A rainha era uma mulher muito bonita. Ela parecia muito mais jovem do que sua idade real e foi dela de onde Daphne herdou seus cabelos platinados e olhos azuis frios.
O pai de Daphne, Rei Cyrus, tinha uma cabeça de cabelos dourados brilhantes. As pessoas sempre disseram que parecia ser o sol e quando o cabelo de Daphne começou a crescer quando ela era ainda uma criança, eles não ficaram muito felizes por ela ter herdado os fios esbranquiçados de sua mãe.
Bem. Eles não sabiam então que em breve haveria mais motivos para estarem infelizes com Daphne.

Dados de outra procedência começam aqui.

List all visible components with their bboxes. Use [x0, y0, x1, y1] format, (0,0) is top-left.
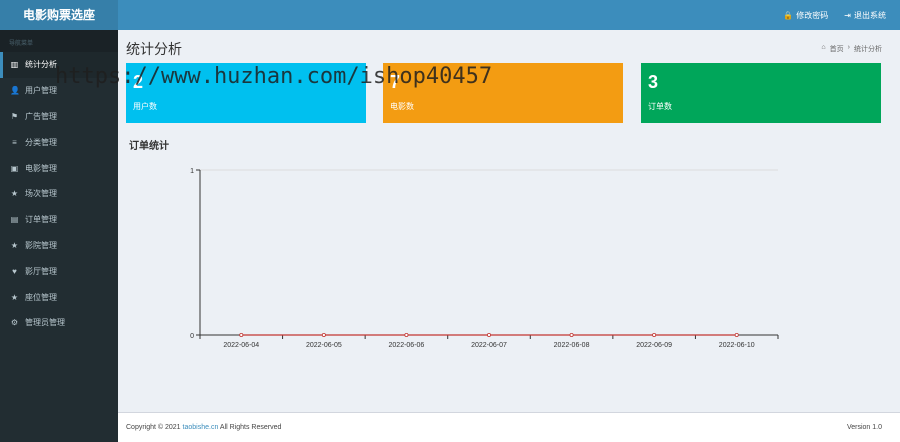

Entretanto, mesmo como sua mãe, a Rainha Anette dificilmente protegia Daphne dos sussurros e olhares dos outros. Até agora, ela usava uma expressão de desgosto, a apenas uma carranca de olhar para ela de seu próprio assento.
“Meu marido estava curioso sobre meu quarto, então eu o levei lá”, Daphne respondeu despreocupadamente.
O casal se sentou, e logo que fizeram isso, os olhos de Drusila se iluminaram. Seu olhar pousou na mão de Daphne na mesa, o grande anel de pedra da lua ainda se ajustando confortavelmente em seu dedo.
Para seu maior desespero, o brilho da pedra da lua agora era um belo arco-íris.
Sua irmã havia finalmente consumado seu casamento! O sorriso de Drusila vacilou, mas ela se manteve calma.
Enquanto isso, Daphne percebeu as expressões de Drusila. Ela já podia adivinhar as linhas cênicas que estavam voando pela mente de Drusila naquele momento e, com certeza, a irmã mais nova não a decepcionou.
“Pai,” Drusila disse, “você sabia que o Rei Atticus conseguiu dar o lance na Sinfonia de um Novo Amanhecer? Ele até presenteou a Irmã Daphne com isso como um anel de casamento! Não é maravilhoso?”